Product Description
Only twenty-five batsmen in the history of cricket have scored 100 hundreds.
The first was the great W.G. Grace, whose prodigious run-scoring on the unpredictable pitches of Victorian England raised batsmanship to a new level. The most prolific was Jack Hobbs of Surrey, The Master, who hit 197 hundreds, 98 of them after his 40th birthday. The greatest was the Australian Donald Bradman, who scored a hundred in more than one third of all his innings. And the most recent is Mark Ramprakash, who achieved greater national fame for his victory in BBC's Celebrity Come Dancing.
In this book Patrick Murphy writes about each one of them, setting them against the backdrop of their times and describing not only their batting techniques but their characters as men. For the first edition of this book in 1983 he was able to interview cricketers who recalled playing against the centurions of the 1920s and '30s, and he has now brought the book up to date with a fresh round of interviews that have led to fascinating and thought-provoking portraits of the four most recent centurions: Viv Richards, Graham Gooch, Graeme Hick and Mark Ramprakash.
He has revised his original essays on some of the more complex subjects, such as Walter Hammond and Geoffrey Boycott, and he has written a fresh introduction in which he argues that the club of centurions is unlikely ever to grow beyond these 25.
On every page Patrick Murphy's profound love of cricket shines through. He has talked to so many cricketers, he has such a deep sense of the game's history, and he shares it all with the reader in a lively and engaging style.
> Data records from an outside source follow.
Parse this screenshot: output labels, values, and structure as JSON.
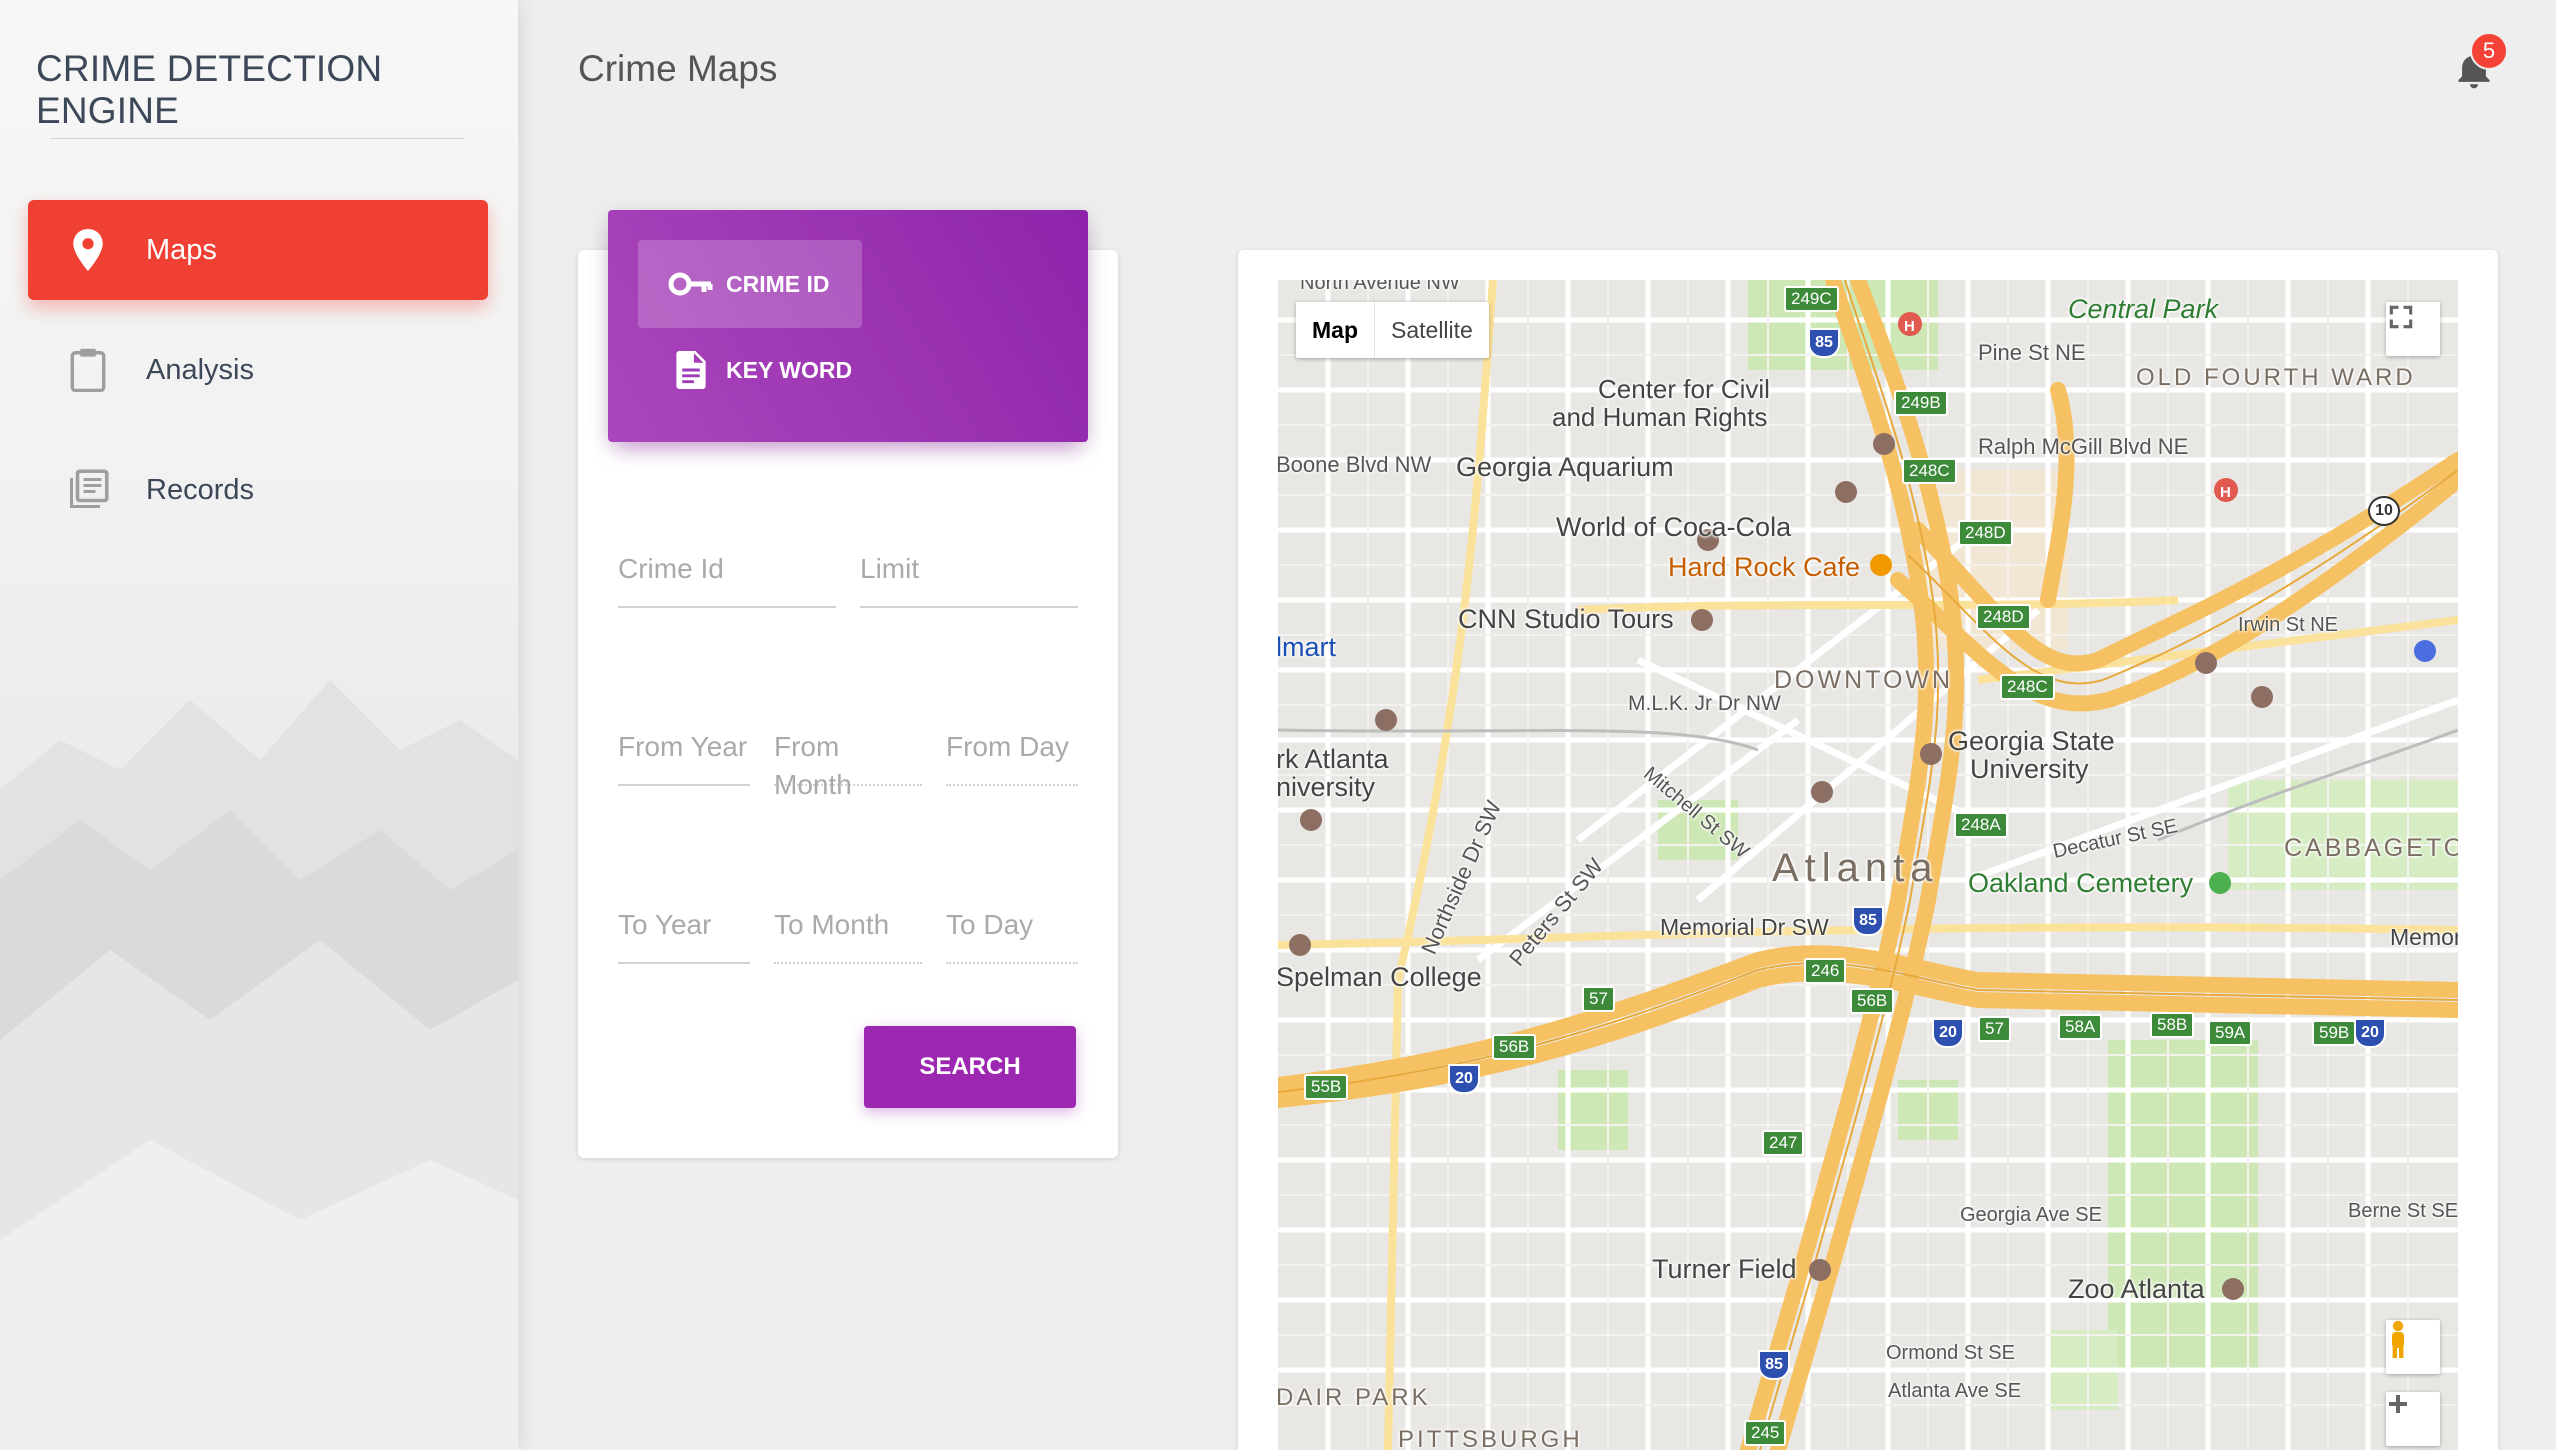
{
  "sidebar": {
    "brand": "CRIME DETECTION ENGINE",
    "items": [
      {
        "label": "Maps",
        "icon": "location-pin-icon",
        "active": true
      },
      {
        "label": "Analysis",
        "icon": "clipboard-icon",
        "active": false
      },
      {
        "label": "Records",
        "icon": "library-books-icon",
        "active": false
      }
    ]
  },
  "header": {
    "title": "Crime Maps",
    "notification_count": "5"
  },
  "search": {
    "tabs": [
      {
        "label": "CRIME ID",
        "icon": "key-icon",
        "active": true
      },
      {
        "label": "KEY WORD",
        "icon": "document-icon",
        "active": false
      }
    ],
    "fields": {
      "crime_id": "Crime Id",
      "limit": "Limit",
      "from_year": "From Year",
      "from_month": "From Month",
      "from_day": "From Day",
      "to_year": "To Year",
      "to_month": "To Month",
      "to_day": "To Day"
    },
    "button_label": "SEARCH"
  },
  "map": {
    "type_options": [
      "Map",
      "Satellite"
    ],
    "selected_type": "Map",
    "labels": {
      "north_ave": "North Avenue NW",
      "central_park": "Central Park",
      "pine_st": "Pine St NE",
      "old_fourth_ward": "OLD FOURTH WARD",
      "civil_rights_1": "Center for Civil",
      "civil_rights_2": "and Human Rights",
      "ralph_mcgill": "Ralph McGill Blvd NE",
      "boone": "Boone Blvd NW",
      "georgia_aquarium": "Georgia Aquarium",
      "coca_cola": "World of Coca-Cola",
      "hard_rock": "Hard Rock Cafe",
      "cnn": "CNN Studio Tours",
      "walmart": "lmart",
      "downtown": "DOWNTOWN",
      "irwin": "Irwin St NE",
      "mlk": "M.L.K. Jr Dr NW",
      "gsu_1": "Georgia State",
      "gsu_2": "University",
      "atl_univ_1": "rk Atlanta",
      "atl_univ_2": "niversity",
      "mitchell": "Mitchell St SW",
      "decatur": "Decatur St SE",
      "cabbagetown": "CABBAGETO",
      "atlanta": "Atlanta",
      "oakland": "Oakland Cemetery",
      "northside": "Northside Dr SW",
      "peters": "Peters St SW",
      "memorial": "Memorial Dr SW",
      "memorial_e": "Memor",
      "spelman": "Spelman College",
      "georgia_ave": "Georgia Ave SE",
      "turner_field": "Turner Field",
      "zoo": "Zoo Atlanta",
      "ormond": "Ormond St SE",
      "atlanta_ave": "Atlanta Ave SE",
      "berne": "Berne St SE",
      "adair_park": "DAIR PARK",
      "pittsburgh": "PITTSBURGH"
    },
    "exit_shields": [
      "249C",
      "249B",
      "248C",
      "248D",
      "248D",
      "248C",
      "248A",
      "246",
      "56B",
      "57",
      "58A",
      "58B",
      "59A",
      "59B",
      "57",
      "56B",
      "55B",
      "247",
      "245"
    ],
    "interstates": [
      "85",
      "85",
      "20",
      "20",
      "20",
      "85",
      "10"
    ]
  },
  "colors": {
    "accent_red": "#f04033",
    "accent_purple": "#9c27b0",
    "map_highway": "#f6c162"
  }
}
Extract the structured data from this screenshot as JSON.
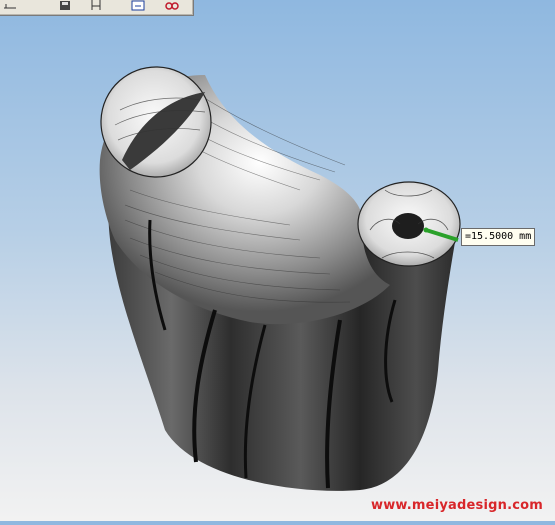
{
  "toolbar": {
    "buttons": [
      {
        "icon": "ruler-icon"
      },
      {
        "icon": "save-icon"
      },
      {
        "icon": "measure-icon"
      },
      {
        "icon": "view-icon"
      },
      {
        "icon": "glasses-icon"
      }
    ],
    "accent_color": "#c0182a"
  },
  "viewport": {
    "model": "shaded 3D vessel part with isocline lines",
    "measurement": {
      "label": "=15.5000 mm",
      "color": "#2aa12a"
    }
  },
  "watermark": {
    "text": "www.meiyadesign.com",
    "color": "#d8262a"
  }
}
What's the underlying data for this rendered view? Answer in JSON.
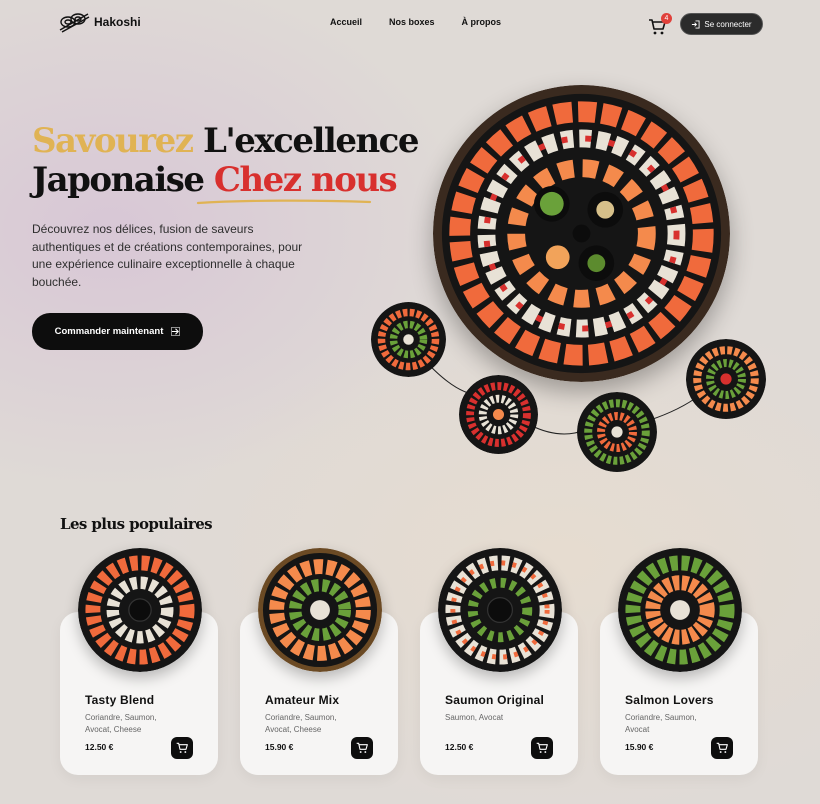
{
  "brand": {
    "name": "Hakoshi"
  },
  "nav": {
    "items": [
      "Accueil",
      "Nos boxes",
      "À propos"
    ]
  },
  "cart": {
    "count": "4"
  },
  "auth": {
    "login_label": "Se connecter"
  },
  "hero": {
    "title_word1": "Savourez",
    "title_word2": "L'excellence",
    "title_word3": "Japonaise",
    "title_word4": "Chez nous",
    "description": "Découvrez nos délices, fusion de saveurs authentiques et de créations contemporaines, pour une expérience culinaire exceptionnelle à chaque bouchée.",
    "cta_label": "Commander maintenant"
  },
  "colors": {
    "gold": "#e0b354",
    "red": "#d8302e",
    "dark": "#0d0d0d"
  },
  "popular": {
    "title": "Les plus populaires",
    "items": [
      {
        "name": "Tasty Blend",
        "ingredients": "Coriandre, Saumon, Avocat, Cheese",
        "price": "12.50 €"
      },
      {
        "name": "Amateur Mix",
        "ingredients": "Coriandre, Saumon, Avocat, Cheese",
        "price": "15.90 €"
      },
      {
        "name": "Saumon Original",
        "ingredients": "Saumon, Avocat",
        "price": "12.50 €"
      },
      {
        "name": "Salmon Lovers",
        "ingredients": "Coriandre, Saumon, Avocat",
        "price": "15.90 €"
      }
    ]
  },
  "icons": [
    "sushi-logo-icon",
    "cart-icon",
    "login-icon",
    "arrow-right-icon"
  ]
}
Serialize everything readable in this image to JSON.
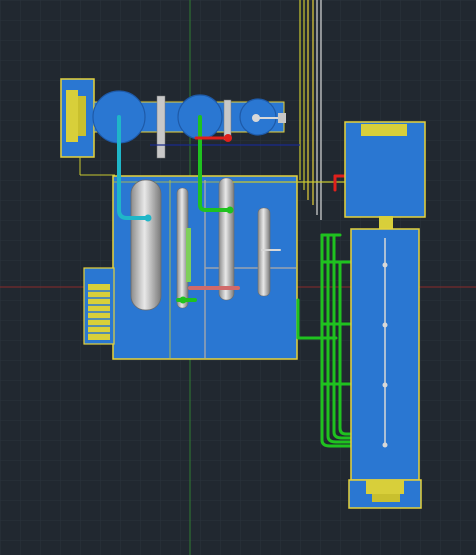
{
  "app": {
    "view": "cad-modelspace",
    "mode": "3D plant layout"
  },
  "theme": {
    "background": "#212830",
    "grid": "#2b333d",
    "equipment_fill": "#2a77d2",
    "equipment_edge": "#e6d23a",
    "pipe_green": "#1fc21f",
    "pipe_cyan": "#1fb6c8",
    "pipe_red": "#e0201c",
    "pipe_yellow": "#c8c830",
    "pipe_white": "#d8d8d8",
    "vessel": "#c8c8c8",
    "axis_y": "#2e7d32",
    "axis_x": "#8b2a2a"
  },
  "icons": [
    "ucs-crosshair-icon",
    "vessel-icon",
    "pump-icon",
    "valve-icon"
  ]
}
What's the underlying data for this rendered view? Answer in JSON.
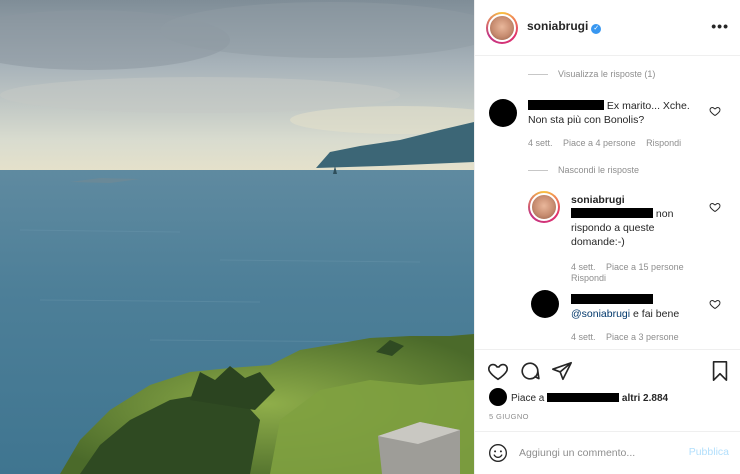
{
  "post": {
    "username": "soniabrugi",
    "verified": true,
    "more_icon": "more-horizontal-icon"
  },
  "comments": {
    "view_replies": "Visualizza le risposte (1)",
    "hide_replies": "Nascondi le risposte",
    "items": [
      {
        "text_visible": "Ex marito... Xche. Non sta più con Bonolis?",
        "text_line1": "Ex marito... Xche.",
        "text_line2": "Non sta più con Bonolis?",
        "time": "4 sett.",
        "likes": "Piace a 4 persone",
        "reply": "Rispondi"
      },
      {
        "username": "soniabrugi",
        "text_line1": "non",
        "text_line2": "rispondo a queste",
        "text_line3": "domande:-)",
        "time": "4 sett.",
        "likes": "Piace a 15 persone",
        "reply": "Rispondi"
      },
      {
        "mention": "@soniabrugi",
        "text": "e fai bene",
        "time": "4 sett.",
        "likes": "Piace a 3 persone"
      }
    ]
  },
  "actions": {
    "icons": [
      "heart-icon",
      "comment-icon",
      "share-icon",
      "bookmark-icon"
    ],
    "likes_prefix": "Piace a",
    "likes_suffix": "altri 2.884",
    "date": "5 GIUGNO"
  },
  "composer": {
    "placeholder": "Aggiungi un commento...",
    "publish_label": "Pubblica"
  },
  "colors": {
    "accent": "#3897f0",
    "publish_disabled": "#b2dffc",
    "muted": "#8e8e8e"
  }
}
From Grace to Ramprakash, he brings his subjects alive.
About the Author
Patrick Murphy has written more than forty books on cricket and football, among them biographies of Ian Botham and Brian Clough, a history of village cricket and 'The Spinners' Turn', a lament for the neglected art of spin bowling. Over the last thirty years he has co-authored books with many cricketers, among them Bob Willis, Basil D'Oliveira, Bob Taylor, Mike Procter, Viv Richards, Wasim Akram, Imran Khan, Allan Donald, Graeme Hick, Graham Gooch, Alec Stewart and Andrew Flintoff.
He has been BBC Radio's Midlands sports correspondent for almost thirty years and has covered 16 England cricket tours for Radio Five Live.
'The Centurions' is his third stab at the subject of those who have scored a hundred centuries in first-class cricket. He wrote the book originally in 1983 when there was just twenty, then updated it in 1987 when Dennis Amiss made it 21. Now, with the addition of Viv Richards, Graham Gooch, Graeme Hick and Mark Ramprakash, the number stands at 25 - and there it will remain, in his opinion. `They just don't play enough first-class cricket anymore. Nobody will join this list.'
Patrick Murphy lives in Worcestershire, playing village green cricket devotedly but haplessly, unashamedly dragging his team-mates down to his level.